Дед отпаивает Валю чаем из своей большой кружки с гравировкой «Лучшему шахтеру» и смеется до слез. И Валя уходит просветленной. Улыбается. И не она одна.

Лучший друг деда, Мечтанин, тоже. Порывистый, как подросток, седой, испуганный и ссутуленный, почти как знак вопроса. Мама говорит, что у него искривление позвоночника – Мечтанин инженер и много чертит. Но я-то знаю правду. Он постоянно шепчет секреты на ухо моему кругленькому невысокому деду. От этого и искривился. Они и сейчас идут рядом, двое, подходящие друг другу, как частички пазла. Мечтанин, широко раскрыв глаза и прикрывая дедовское ухо ладонью, чтобы никто не слышал, рассказывает, как коровник Собачкин продал на рынке сепарированное молоко. Покупатель, придя домой, молоко попробовал, вернулся на рынок и вылил всю трехлитровую банку Собачкину на голову. Смеется дед, смеется, воровато оглядываясь, Мечтанин, смеется Собачкин, случайно оказавшийся у него за спиной. Смеюсь я. Нет, я пока еще не знаю, что такое сепарированное молоко, и ошибочно полагаю, что именно в этом и есть соль шутки. Просто светит солнце, смеется дед, а Мечтанин дал мне круглую конфету. Он всегда дает мне круглые конфеты. Я уверена, что он вообще обожает все круглое – своего пса Шарика, корову Орбиту, моего деда и немножко меня. Я тоже довольно круглая. А дед, наоборот, любит длинное. Пшеничную соломку, колбасу, самодельные трости, дрова, лопату, бабушку, Мечтанина и меня. Меня, конечно, больше всех.

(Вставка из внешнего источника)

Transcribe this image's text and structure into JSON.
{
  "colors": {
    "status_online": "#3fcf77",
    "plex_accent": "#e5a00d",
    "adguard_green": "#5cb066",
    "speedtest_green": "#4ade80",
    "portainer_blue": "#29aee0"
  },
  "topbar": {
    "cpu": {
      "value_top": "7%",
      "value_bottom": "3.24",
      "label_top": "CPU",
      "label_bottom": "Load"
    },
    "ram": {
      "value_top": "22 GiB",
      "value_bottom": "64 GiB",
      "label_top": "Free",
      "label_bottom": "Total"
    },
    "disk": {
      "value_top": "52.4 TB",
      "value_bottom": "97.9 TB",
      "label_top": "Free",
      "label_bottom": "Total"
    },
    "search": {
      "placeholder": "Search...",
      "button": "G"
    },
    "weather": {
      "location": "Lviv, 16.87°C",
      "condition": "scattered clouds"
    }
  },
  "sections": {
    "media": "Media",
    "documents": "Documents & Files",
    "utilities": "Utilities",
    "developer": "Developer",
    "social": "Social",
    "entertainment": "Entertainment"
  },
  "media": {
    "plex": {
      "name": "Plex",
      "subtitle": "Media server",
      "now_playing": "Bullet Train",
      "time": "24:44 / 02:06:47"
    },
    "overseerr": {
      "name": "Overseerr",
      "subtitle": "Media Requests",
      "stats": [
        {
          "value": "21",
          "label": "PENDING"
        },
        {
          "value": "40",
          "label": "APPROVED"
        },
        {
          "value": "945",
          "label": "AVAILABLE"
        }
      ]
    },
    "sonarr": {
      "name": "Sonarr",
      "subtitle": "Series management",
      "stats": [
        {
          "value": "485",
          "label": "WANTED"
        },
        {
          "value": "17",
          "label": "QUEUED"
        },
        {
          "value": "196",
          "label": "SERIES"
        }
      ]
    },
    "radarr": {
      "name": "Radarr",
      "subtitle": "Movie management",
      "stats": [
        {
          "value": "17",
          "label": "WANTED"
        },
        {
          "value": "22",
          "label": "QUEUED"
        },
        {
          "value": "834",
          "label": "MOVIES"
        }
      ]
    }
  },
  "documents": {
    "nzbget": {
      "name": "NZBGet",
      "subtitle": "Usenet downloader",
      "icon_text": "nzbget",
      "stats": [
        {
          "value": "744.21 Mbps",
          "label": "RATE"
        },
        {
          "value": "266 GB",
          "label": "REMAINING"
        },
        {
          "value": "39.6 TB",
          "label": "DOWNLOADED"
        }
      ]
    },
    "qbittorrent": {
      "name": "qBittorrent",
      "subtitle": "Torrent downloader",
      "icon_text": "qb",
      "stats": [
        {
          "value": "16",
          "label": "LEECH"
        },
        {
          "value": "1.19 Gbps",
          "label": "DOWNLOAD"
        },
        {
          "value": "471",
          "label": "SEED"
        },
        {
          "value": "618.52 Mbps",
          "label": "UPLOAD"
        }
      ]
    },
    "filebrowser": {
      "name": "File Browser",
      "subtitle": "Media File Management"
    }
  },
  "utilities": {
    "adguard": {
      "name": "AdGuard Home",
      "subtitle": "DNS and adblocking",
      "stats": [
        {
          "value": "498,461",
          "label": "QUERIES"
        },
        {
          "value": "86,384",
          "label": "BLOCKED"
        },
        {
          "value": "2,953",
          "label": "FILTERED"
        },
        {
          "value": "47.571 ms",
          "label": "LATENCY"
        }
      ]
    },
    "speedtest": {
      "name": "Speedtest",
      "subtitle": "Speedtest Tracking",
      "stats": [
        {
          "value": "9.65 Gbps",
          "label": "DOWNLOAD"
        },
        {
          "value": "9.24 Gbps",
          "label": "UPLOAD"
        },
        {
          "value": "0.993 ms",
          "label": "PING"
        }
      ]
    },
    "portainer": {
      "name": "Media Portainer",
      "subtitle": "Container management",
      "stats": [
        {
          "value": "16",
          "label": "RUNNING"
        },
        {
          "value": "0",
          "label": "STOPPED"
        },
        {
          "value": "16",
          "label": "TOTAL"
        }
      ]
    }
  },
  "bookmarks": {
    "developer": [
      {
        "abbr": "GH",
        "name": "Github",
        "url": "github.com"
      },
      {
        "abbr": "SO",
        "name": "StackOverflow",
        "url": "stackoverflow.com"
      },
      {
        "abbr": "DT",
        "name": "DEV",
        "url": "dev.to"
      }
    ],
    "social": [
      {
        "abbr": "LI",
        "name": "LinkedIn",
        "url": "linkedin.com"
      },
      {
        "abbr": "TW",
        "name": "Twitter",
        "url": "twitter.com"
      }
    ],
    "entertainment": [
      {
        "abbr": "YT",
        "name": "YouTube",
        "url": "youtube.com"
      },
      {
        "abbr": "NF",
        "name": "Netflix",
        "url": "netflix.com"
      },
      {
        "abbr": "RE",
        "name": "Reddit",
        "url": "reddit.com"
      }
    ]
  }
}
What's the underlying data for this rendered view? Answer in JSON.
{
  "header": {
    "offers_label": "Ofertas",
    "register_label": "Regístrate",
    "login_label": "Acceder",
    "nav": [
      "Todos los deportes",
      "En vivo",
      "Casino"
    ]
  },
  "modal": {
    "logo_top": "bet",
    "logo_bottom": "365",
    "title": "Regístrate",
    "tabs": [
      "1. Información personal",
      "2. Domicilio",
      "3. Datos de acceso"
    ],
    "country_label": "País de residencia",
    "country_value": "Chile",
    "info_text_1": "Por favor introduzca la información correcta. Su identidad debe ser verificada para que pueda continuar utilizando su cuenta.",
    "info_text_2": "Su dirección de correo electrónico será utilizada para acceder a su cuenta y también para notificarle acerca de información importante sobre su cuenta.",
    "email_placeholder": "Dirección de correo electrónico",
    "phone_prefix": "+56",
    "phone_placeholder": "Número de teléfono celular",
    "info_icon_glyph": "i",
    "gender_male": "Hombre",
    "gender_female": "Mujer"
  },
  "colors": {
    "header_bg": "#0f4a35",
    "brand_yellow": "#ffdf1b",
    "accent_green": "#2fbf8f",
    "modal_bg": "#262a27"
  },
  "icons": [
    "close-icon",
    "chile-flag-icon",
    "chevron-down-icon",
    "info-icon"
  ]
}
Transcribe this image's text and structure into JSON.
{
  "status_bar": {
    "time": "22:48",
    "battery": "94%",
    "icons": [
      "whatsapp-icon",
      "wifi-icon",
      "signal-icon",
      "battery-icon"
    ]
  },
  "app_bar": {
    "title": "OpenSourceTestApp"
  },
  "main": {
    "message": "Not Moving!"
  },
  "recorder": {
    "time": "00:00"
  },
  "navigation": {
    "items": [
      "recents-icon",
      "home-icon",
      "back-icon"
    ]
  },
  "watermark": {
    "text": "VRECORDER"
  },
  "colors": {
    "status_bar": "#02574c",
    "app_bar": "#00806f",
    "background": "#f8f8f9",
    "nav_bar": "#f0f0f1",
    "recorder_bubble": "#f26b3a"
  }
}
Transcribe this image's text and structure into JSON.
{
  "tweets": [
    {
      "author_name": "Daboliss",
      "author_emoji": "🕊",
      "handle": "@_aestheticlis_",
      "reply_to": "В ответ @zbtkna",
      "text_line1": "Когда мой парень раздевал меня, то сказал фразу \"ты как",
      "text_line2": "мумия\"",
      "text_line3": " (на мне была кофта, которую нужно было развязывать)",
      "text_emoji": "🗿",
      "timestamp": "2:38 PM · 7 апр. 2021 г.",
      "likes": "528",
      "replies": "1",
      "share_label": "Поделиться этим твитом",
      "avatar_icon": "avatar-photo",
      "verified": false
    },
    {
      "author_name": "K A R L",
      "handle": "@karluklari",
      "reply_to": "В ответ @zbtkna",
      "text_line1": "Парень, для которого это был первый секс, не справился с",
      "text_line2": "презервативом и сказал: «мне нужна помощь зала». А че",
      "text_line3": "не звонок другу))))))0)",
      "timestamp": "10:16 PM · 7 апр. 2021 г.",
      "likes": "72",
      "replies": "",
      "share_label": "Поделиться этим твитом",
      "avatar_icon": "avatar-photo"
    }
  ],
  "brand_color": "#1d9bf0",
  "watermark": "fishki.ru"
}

И если он хочет, чтобы мне сейчас было четыре, пусть, мне не трудно. Ведь если мне четыре, то дед еще здоров и весел. Он даже еще не вышел на пенсию ветераном труда и вскапывает огород, улыбаясь весеннему солнцу. Мне скучно, и я снова привязываюсь к нему с извечным вопросом, во что мне поиграть. Дед предлагает сыграть в прятки. Я рада. Я люблю играть с дедом. Правда, я подозреваю, что искать меня он не станет, потому что копать ему еще много, а помогать ему я отказываюсь – говорю, что от лопаты у меня, как и у него, болит «прясница», и не понимаю, почему он смеется.

Я прячусь в курятнике, сижу и боюсь, что войдет петух и наквохчет на меня. Но здесь дед точно меня искать не станет. Как раз из-за петуха. Устав бояться, я выхожу из укрытия. Дед продолжает копать. Я злюсь и, уперев руки в боки, смотрю на него с укоризной. Дед смеется. Этого, в общем-то, достаточно, чтобы уладить конфликт, но он все же оправдывается:

– Ты где была? Я везде искал! Никак найти не мог! Как сквозь землю провалилась! Я и копать-то начал, думаю, вдруг тебя из-под земли выкопаю!

Я довольна. Я чувствую себя мастером конспирации и собираюсь рассказать деду, что всегда пряталась в курятнике, но мне внезапно уже тринадцать.

Больше всего на свете я боюсь коров. Бабушка считает, что это блажь, и посылает меня в коровник по любому поводу. Мне уже тринадцать, а я еще ни разу не вошла. Мама уверена, что это какой-то вытесненный детский стресс, неспроста ведь появилось в моих играх страшное чудовище.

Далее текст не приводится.